Gala bergegas, mengambil kunci motornya, dan berlari menuju garasi begitu saja.
****
“Sampai juga ya lo, akhirnya.”
Gala hanya bisa mengulum senyum di balik masker yang ia kenakan saat ucapan itu keluar dari mulut temannya. “Gue tadi ketiduran.”
“Alasan lo ketiduran mulu, Gal. Mulai dari masa sekolah sampai kini udah serba online, masih juga dipake itu alasan.”
“Yaudah, lo ambil gorengan, gih! Nanti gue yang bayar.”
Kedua netra Hanief mendadak nyalang mendengar ucapan Gala barusan. Kepala yang tadinya tersandar pada dinding, kini terangkat antusias. “Serius? Duh, Gal, ‘kan gue jadi enak.”
“Yaudah kalau ga ma—“
“Mas Bro! Risolesnya lima, ya! Gala yang bayar, Mas.” sorak Hanief memotong kalimat Gala begitu saja.
“Gal, lo pacarnya Hanief, ya?” celetuk Rafa di balik ponselnya. “Temen lo ada tiga orang lagi, tapi yang terlihat di mata lo cuma Hanief doang.”
“Sembarangan mulut lo kalau ngomong!” sembur Hanief yang baru kembali dengan sepiring risoles di tangan. Pemuda itu langsung menghampiri, menarik masker Rafa, kemudian menjejalkan satu risoles utuh ke mulutnya.
Meski kaget, Rafa tetap menerima gorengan tersebut dengan senang hati, “Thanks, Bestai!”
Gala hanya bisa menggeleng-gelengkan kepala melihat tingkah ajaib teman-temannya. Ia memilih untuk duduk berseberangan dengan Rafa dan Hanief.
“Masih sempat mabar ya, kalian.” gumam pemuda itu, lehernya memanjang demi melihat layar ponsel Zaidan yang duduk di sebelahnya.

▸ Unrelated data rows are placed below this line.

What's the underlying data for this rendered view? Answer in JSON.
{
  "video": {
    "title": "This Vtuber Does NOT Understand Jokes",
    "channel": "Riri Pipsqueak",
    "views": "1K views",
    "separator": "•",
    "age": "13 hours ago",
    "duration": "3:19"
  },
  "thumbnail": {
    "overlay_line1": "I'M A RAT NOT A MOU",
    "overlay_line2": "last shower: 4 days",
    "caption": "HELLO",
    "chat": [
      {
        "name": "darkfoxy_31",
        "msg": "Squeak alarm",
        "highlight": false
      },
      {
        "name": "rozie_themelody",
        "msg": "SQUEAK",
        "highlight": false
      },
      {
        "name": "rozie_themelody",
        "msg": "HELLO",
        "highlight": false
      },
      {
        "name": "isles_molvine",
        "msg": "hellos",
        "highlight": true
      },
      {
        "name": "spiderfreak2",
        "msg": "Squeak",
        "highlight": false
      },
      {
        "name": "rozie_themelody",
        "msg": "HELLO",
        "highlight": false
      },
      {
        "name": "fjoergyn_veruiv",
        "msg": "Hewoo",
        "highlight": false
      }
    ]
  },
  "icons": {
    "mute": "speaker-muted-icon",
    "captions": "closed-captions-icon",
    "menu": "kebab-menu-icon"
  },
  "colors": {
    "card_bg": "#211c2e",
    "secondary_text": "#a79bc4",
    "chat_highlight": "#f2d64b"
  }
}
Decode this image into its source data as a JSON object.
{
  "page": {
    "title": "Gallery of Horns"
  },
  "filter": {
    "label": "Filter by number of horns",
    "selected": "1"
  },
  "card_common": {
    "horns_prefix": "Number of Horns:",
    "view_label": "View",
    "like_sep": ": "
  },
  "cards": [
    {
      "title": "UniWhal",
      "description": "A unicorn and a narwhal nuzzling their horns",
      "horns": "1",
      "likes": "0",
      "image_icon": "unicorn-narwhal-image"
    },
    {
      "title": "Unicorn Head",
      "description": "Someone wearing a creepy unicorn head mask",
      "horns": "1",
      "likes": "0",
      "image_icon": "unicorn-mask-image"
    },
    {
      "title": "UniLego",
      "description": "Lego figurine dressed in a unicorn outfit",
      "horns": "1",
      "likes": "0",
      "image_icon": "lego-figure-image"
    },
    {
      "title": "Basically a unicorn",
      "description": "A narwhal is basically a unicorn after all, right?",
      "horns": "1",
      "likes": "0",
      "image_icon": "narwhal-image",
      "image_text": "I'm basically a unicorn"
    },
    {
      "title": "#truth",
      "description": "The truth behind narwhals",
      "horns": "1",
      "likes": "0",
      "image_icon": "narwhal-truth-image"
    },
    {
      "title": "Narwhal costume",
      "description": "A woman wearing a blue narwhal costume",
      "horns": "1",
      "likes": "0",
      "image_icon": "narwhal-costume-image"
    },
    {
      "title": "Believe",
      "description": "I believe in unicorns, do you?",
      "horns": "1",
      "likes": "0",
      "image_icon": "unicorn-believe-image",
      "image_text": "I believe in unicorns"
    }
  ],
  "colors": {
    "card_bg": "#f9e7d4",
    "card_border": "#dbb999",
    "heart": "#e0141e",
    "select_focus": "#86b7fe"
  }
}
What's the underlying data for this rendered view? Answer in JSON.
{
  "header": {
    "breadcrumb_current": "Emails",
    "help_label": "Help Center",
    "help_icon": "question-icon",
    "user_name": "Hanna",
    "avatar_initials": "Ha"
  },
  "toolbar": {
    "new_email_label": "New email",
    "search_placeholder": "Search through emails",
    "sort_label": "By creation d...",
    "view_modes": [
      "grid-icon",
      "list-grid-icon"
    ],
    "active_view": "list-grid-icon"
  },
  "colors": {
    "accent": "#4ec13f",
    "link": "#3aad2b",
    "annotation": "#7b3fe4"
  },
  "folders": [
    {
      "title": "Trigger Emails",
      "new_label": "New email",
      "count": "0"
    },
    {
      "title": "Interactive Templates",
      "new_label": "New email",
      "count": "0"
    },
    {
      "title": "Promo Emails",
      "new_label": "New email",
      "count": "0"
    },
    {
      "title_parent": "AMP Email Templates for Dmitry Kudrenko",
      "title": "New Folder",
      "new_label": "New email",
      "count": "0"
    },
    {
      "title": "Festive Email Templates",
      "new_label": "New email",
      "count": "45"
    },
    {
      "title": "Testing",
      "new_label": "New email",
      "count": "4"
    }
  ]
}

“Rafa, noh.” balas Zaidan ringkas, “Katanya ga bisa rileks gara-gara sebentar lagi pengumuman.”
“Anjir! SAMUEL, ZAIDAN, BACKUP GUE!” Teriak Rafa tiba-tiba, ia langsung menegakkan punggung saking terkejutnya.
“Lo ada di mana, jir?!” balas Samuel, jempolnya sampai berputar-putar, mencari keberadaan Rafa di dalam gim yang sedang mereka mainkan.
“Anjirlah!” umpat pemuda itu sambil melayangkan ponselnya ke atas meja.
“Pas banget lo kalah.” Hanief mendekat, hendak membisikkan sesuatu kepada pemuda itu. “Tinggal hitungan menit, pengumuman mau dibuka, Raf.”
“Lo kalau mau ajak betumbuk, bilang!”
Beberapa detik kemudian, Samuel juga ikut meletakkan ponselnya ke atas meja. “Bukannya rileks, lo malah tambah galak, Raf.”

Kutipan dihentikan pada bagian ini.